Der Geschäftsführer der Allianz pro Schiene, Dirk Flege, sagte ebenfalls am Donnerstag, die Bundesregierung gefährde damit ihr selbstgestecktes Ziel, den Marktanteil der Schiene zu steigern. Greenpeace-Mobilitätsexpertin Marissa Reiserer sagte: „Die Kürzungspläne des Finanzministeriums klingen wie ein verkehrspolitischer Retroschocker aus den 60er Jahren: Verbesserungen für klimafreundlichen Radverkehr werden gestrichen, die dringend nötige Finanzierung der Bahn wackelt, aber Milliarden für den Bau immer weiterer Autobahnen sollen nicht angetastet werden. Das ist Verkehrspolitik von vorgestern.“
Der Bundestag muss noch über den Haushalt 2024 abstimmen. Die Bereinigungssitzung des Haushaltsausschusses ist in der kommenden Woche geplant.
Kürzungen beim Radverkehr: „Klingt wie ein schlechter Scherz“
Peter Westenberger, Geschäftsführer des Netzwerks Europäischer Eisenbahnen, sprach von einem „gezielten Budget-Kahlschlag“ beim Schienengüterverkehr. Die Regierung wolle Güter von der Schiene zurück auf die Straße bringen. Bei den Trassen- und Anlagenpreisen, der Innovationsförderung und einer direkten Güterverkehrsinfrastrukturfinanzierung sollten fast 300 Millionen Euro beziehungsweise 54 Prozent gestrichen werden. „Wenn es dabei bleibt, steigen die CO₂-Emissionen an, während die güterverkehrspolitische Glaubwürdigkeit der Ampel unter den Nullpunkt sinkt.“
Auch gekürzt soll den Plänen der Regierung zufolge beim Radverkehr – was für noch mehr Ärger sorgt.
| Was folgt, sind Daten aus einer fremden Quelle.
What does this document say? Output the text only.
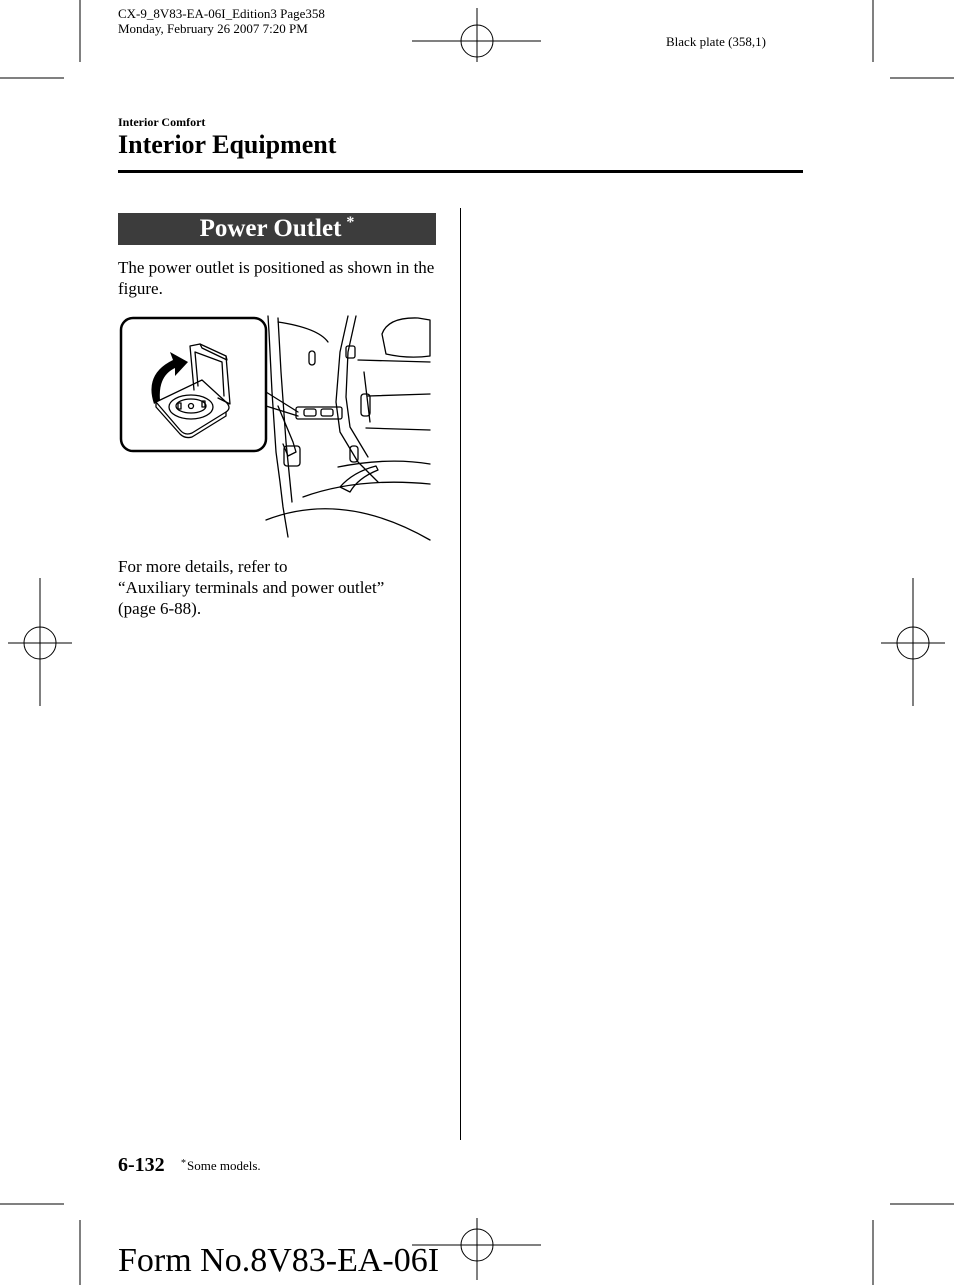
CX-9_8V83-EA-06I_Edition3 Page358
Monday, February 26 2007 7:20 PM
Black plate (358,1)
Interior Comfort
Interior Equipment
Power Outlet *
The power outlet is positioned as shown in the figure.
For more details, refer to
“Auxiliary terminals and power outlet”
(page 6-88).
6-132 *Some models.
Form No.8V83-EA-06I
Unter anderem soll ein Förderprogramm für Fahrradparkhäuser an Bahnhöfen wegfallen, wie aus einer Vorlage des Finanzministeriums hervorgeht.
Der Bundesvorsitzende des Allgemeinen Deutschen Fahrrad-Clubs, Frank Masurat, sagte: „Es klingt wie ein schlechter Scherz: Statt beim klimabelastenden Autoverkehr oder Regionalflughäfen zu sparen, will die Bundesregierung 2024 ausgerechnet beim Radverkehr den Rotstift ansetzen. 1,5 Millionen dringend benötigte Fahrradabstellplätze an Bahnhöfen werden weiterhin schmerzlich fehlen, wenn die Ampel, wie anscheinend vorgesehen, das Programm Fahrradparken an Bahnhöfen streicht.“ Mit Kürzungen von 44,6 Millionen Euro beim Sonderprogramm Stadt und Land werde die Bundesregierung den ohnehin quälend langsamen Ausbau der Radwege in den Kommunen zusätzlich behindern.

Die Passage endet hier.